By Brian C. Wilson
The temptation to panic during a crisis looms over leaders at nonprofits immediately affected by the COVID-19 pandemic. However, advisers to groups relying on walk-in traffic, guest fees, and gift shop sales are taking the long view since the situation remains unclear, despite many cities and towns now telling residents to quarantine in place.
In an ideal world, museums, nonprofit theaters, and organizations with public classes and programs have a three- to six- month reserve of funds to cover catastrophes such as COVID-19. A few are lucky enough to have endowments that shield them from a year or more of financial distress. Yet, tens of thousands of nonprofits across the country operate on shoestrings and have few or no cash reserves.

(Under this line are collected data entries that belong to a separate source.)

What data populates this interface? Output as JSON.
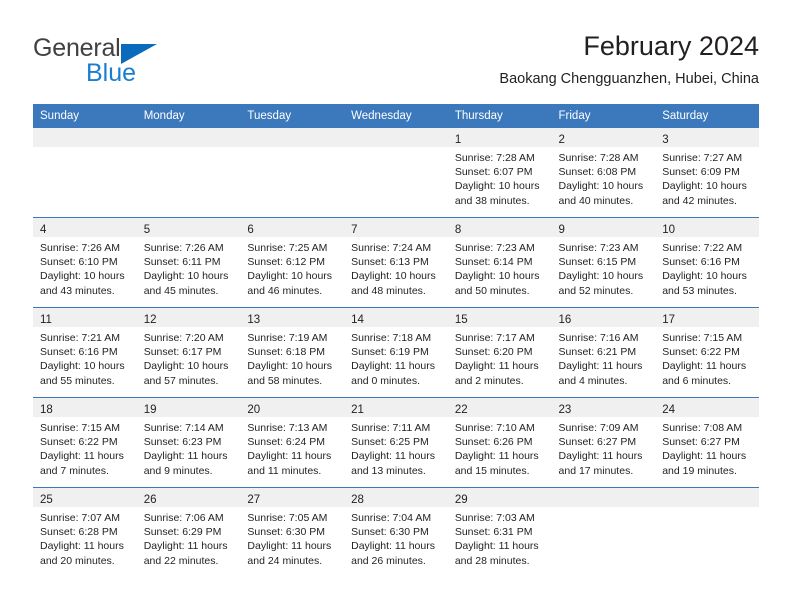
{
  "brand": {
    "name_part1": "General",
    "name_part2": "Blue",
    "triangle_color": "#0a6bbd",
    "blue_color": "#1a7ed0",
    "gray_color": "#414042"
  },
  "header": {
    "title": "February 2024",
    "subtitle": "Baokang Chengguanzhen, Hubei, China",
    "accent_color": "#3b78bc"
  },
  "weekday_headers": [
    "Sunday",
    "Monday",
    "Tuesday",
    "Wednesday",
    "Thursday",
    "Friday",
    "Saturday"
  ],
  "weeks": [
    [
      {
        "day": "",
        "lines": [],
        "empty": true
      },
      {
        "day": "",
        "lines": [],
        "empty": true
      },
      {
        "day": "",
        "lines": [],
        "empty": true
      },
      {
        "day": "",
        "lines": [],
        "empty": true
      },
      {
        "day": "1",
        "lines": [
          "Sunrise: 7:28 AM",
          "Sunset: 6:07 PM",
          "Daylight: 10 hours",
          "and 38 minutes."
        ],
        "empty": false
      },
      {
        "day": "2",
        "lines": [
          "Sunrise: 7:28 AM",
          "Sunset: 6:08 PM",
          "Daylight: 10 hours",
          "and 40 minutes."
        ],
        "empty": false
      },
      {
        "day": "3",
        "lines": [
          "Sunrise: 7:27 AM",
          "Sunset: 6:09 PM",
          "Daylight: 10 hours",
          "and 42 minutes."
        ],
        "empty": false
      }
    ],
    [
      {
        "day": "4",
        "lines": [
          "Sunrise: 7:26 AM",
          "Sunset: 6:10 PM",
          "Daylight: 10 hours",
          "and 43 minutes."
        ],
        "empty": false
      },
      {
        "day": "5",
        "lines": [
          "Sunrise: 7:26 AM",
          "Sunset: 6:11 PM",
          "Daylight: 10 hours",
          "and 45 minutes."
        ],
        "empty": false
      },
      {
        "day": "6",
        "lines": [
          "Sunrise: 7:25 AM",
          "Sunset: 6:12 PM",
          "Daylight: 10 hours",
          "and 46 minutes."
        ],
        "empty": false
      },
      {
        "day": "7",
        "lines": [
          "Sunrise: 7:24 AM",
          "Sunset: 6:13 PM",
          "Daylight: 10 hours",
          "and 48 minutes."
        ],
        "empty": false
      },
      {
        "day": "8",
        "lines": [
          "Sunrise: 7:23 AM",
          "Sunset: 6:14 PM",
          "Daylight: 10 hours",
          "and 50 minutes."
        ],
        "empty": false
      },
      {
        "day": "9",
        "lines": [
          "Sunrise: 7:23 AM",
          "Sunset: 6:15 PM",
          "Daylight: 10 hours",
          "and 52 minutes."
        ],
        "empty": false
      },
      {
        "day": "10",
        "lines": [
          "Sunrise: 7:22 AM",
          "Sunset: 6:16 PM",
          "Daylight: 10 hours",
          "and 53 minutes."
        ],
        "empty": false
      }
    ],
    [
      {
        "day": "11",
        "lines": [
          "Sunrise: 7:21 AM",
          "Sunset: 6:16 PM",
          "Daylight: 10 hours",
          "and 55 minutes."
        ],
        "empty": false
      },
      {
        "day": "12",
        "lines": [
          "Sunrise: 7:20 AM",
          "Sunset: 6:17 PM",
          "Daylight: 10 hours",
          "and 57 minutes."
        ],
        "empty": false
      },
      {
        "day": "13",
        "lines": [
          "Sunrise: 7:19 AM",
          "Sunset: 6:18 PM",
          "Daylight: 10 hours",
          "and 58 minutes."
        ],
        "empty": false
      },
      {
        "day": "14",
        "lines": [
          "Sunrise: 7:18 AM",
          "Sunset: 6:19 PM",
          "Daylight: 11 hours",
          "and 0 minutes."
        ],
        "empty": false
      },
      {
        "day": "15",
        "lines": [
          "Sunrise: 7:17 AM",
          "Sunset: 6:20 PM",
          "Daylight: 11 hours",
          "and 2 minutes."
        ],
        "empty": false
      },
      {
        "day": "16",
        "lines": [
          "Sunrise: 7:16 AM",
          "Sunset: 6:21 PM",
          "Daylight: 11 hours",
          "and 4 minutes."
        ],
        "empty": false
      },
      {
        "day": "17",
        "lines": [
          "Sunrise: 7:15 AM",
          "Sunset: 6:22 PM",
          "Daylight: 11 hours",
          "and 6 minutes."
        ],
        "empty": false
      }
    ],
    [
      {
        "day": "18",
        "lines": [
          "Sunrise: 7:15 AM",
          "Sunset: 6:22 PM",
          "Daylight: 11 hours",
          "and 7 minutes."
        ],
        "empty": false
      },
      {
        "day": "19",
        "lines": [
          "Sunrise: 7:14 AM",
          "Sunset: 6:23 PM",
          "Daylight: 11 hours",
          "and 9 minutes."
        ],
        "empty": false
      },
      {
        "day": "20",
        "lines": [
          "Sunrise: 7:13 AM",
          "Sunset: 6:24 PM",
          "Daylight: 11 hours",
          "and 11 minutes."
        ],
        "empty": false
      },
      {
        "day": "21",
        "lines": [
          "Sunrise: 7:11 AM",
          "Sunset: 6:25 PM",
          "Daylight: 11 hours",
          "and 13 minutes."
        ],
        "empty": false
      },
      {
        "day": "22",
        "lines": [
          "Sunrise: 7:10 AM",
          "Sunset: 6:26 PM",
          "Daylight: 11 hours",
          "and 15 minutes."
        ],
        "empty": false
      },
      {
        "day": "23",
        "lines": [
          "Sunrise: 7:09 AM",
          "Sunset: 6:27 PM",
          "Daylight: 11 hours",
          "and 17 minutes."
        ],
        "empty": false
      },
      {
        "day": "24",
        "lines": [
          "Sunrise: 7:08 AM",
          "Sunset: 6:27 PM",
          "Daylight: 11 hours",
          "and 19 minutes."
        ],
        "empty": false
      }
    ],
    [
      {
        "day": "25",
        "lines": [
          "Sunrise: 7:07 AM",
          "Sunset: 6:28 PM",
          "Daylight: 11 hours",
          "and 20 minutes."
        ],
        "empty": false
      },
      {
        "day": "26",
        "lines": [
          "Sunrise: 7:06 AM",
          "Sunset: 6:29 PM",
          "Daylight: 11 hours",
          "and 22 minutes."
        ],
        "empty": false
      },
      {
        "day": "27",
        "lines": [
          "Sunrise: 7:05 AM",
          "Sunset: 6:30 PM",
          "Daylight: 11 hours",
          "and 24 minutes."
        ],
        "empty": false
      },
      {
        "day": "28",
        "lines": [
          "Sunrise: 7:04 AM",
          "Sunset: 6:30 PM",
          "Daylight: 11 hours",
          "and 26 minutes."
        ],
        "empty": false
      },
      {
        "day": "29",
        "lines": [
          "Sunrise: 7:03 AM",
          "Sunset: 6:31 PM",
          "Daylight: 11 hours",
          "and 28 minutes."
        ],
        "empty": false
      },
      {
        "day": "",
        "lines": [],
        "empty": true
      },
      {
        "day": "",
        "lines": [],
        "empty": true
      }
    ]
  ]
}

Even the YMCA of Metropolitan Los Angeles, which has shuttered programming, swimming pools, and gyms at its 26 facilities, is unsure about the immediate future.
Debashis Chowdhury is president of Canterbury Consulting in Newport Beach, California. The firm works with YMCA of Metropolitan Los Angeles' investment committee and advises the endowment's managers. "The coronavirus has unknown ramifications for the global economy, at least in the short run, and has rattled the equity market," he said. "We are not recommending any changes to long-term portfolios since a long-term asset allocation is constructed to get through periods like this. No doubt, it is challenging to stay the course in an environment such as this."